Now where did those things come from? Of course, you could blame it on the DMV, but if we are honest with ourselves, we know that the DMV didn’t plant that frustration in our hearts; it was there all the time. The waiting only exposed it. So it is with this period of waiting – there is a near daily “exposure” that is taking place in all of us – exposure of fear, of anxiety, of frustration, and yes, of self-entitlement. Until these things are brought into the light, we cannot really bring the gospel to bear on them because they would have otherwise remained hidden.
3. Waiting gives you margin to think.
If nothing else, these past months have afforded us all much time to think. To ponder. To consider.

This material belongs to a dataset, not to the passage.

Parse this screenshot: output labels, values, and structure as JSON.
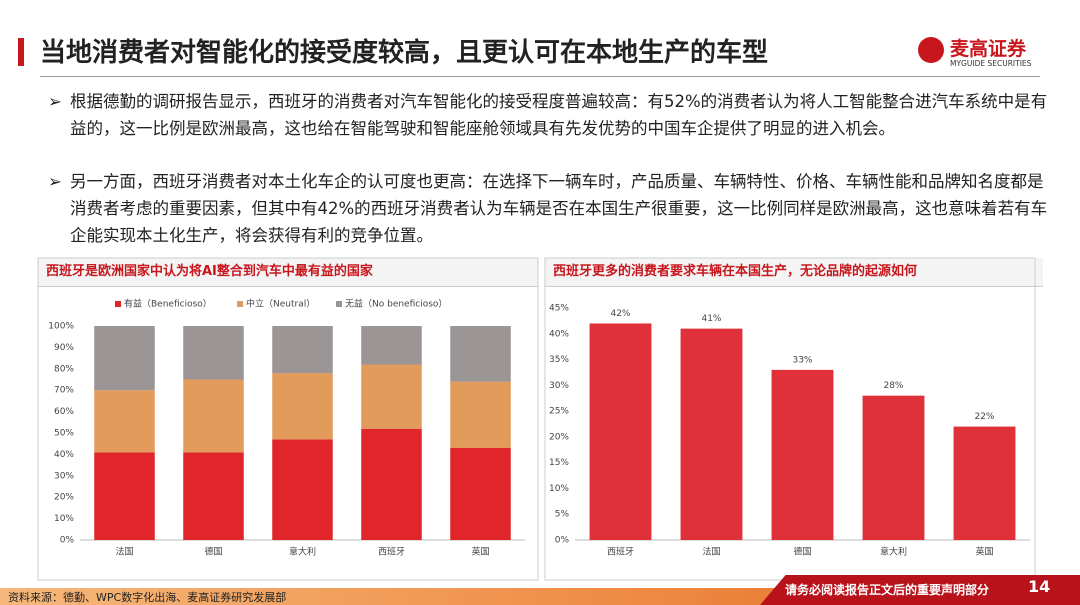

And for the Christian, these are important things that help us surrender to the work of the Holy Spirit in our lives. We aren’t just thinking small thoughts any more; we are thinking about the future. About our source of identity and security. About the nature of faith and trust and hope. These are things we don’t typically think about, not only because it’s uncomfortable to do so, but because the world around us is just too noisy.
We have places to go, people to see, and conversations to have. But now? While we wait? Now there is nothing but time. Time to confront these issues and more on the battlefield of the mind. And time to guided in our thoughts by the Holy Spirit who knows and searches all.
Waiting is not easy. It’s not comfortable. But it is profitable, if indeed we are willing to embrace it and not just wish it away.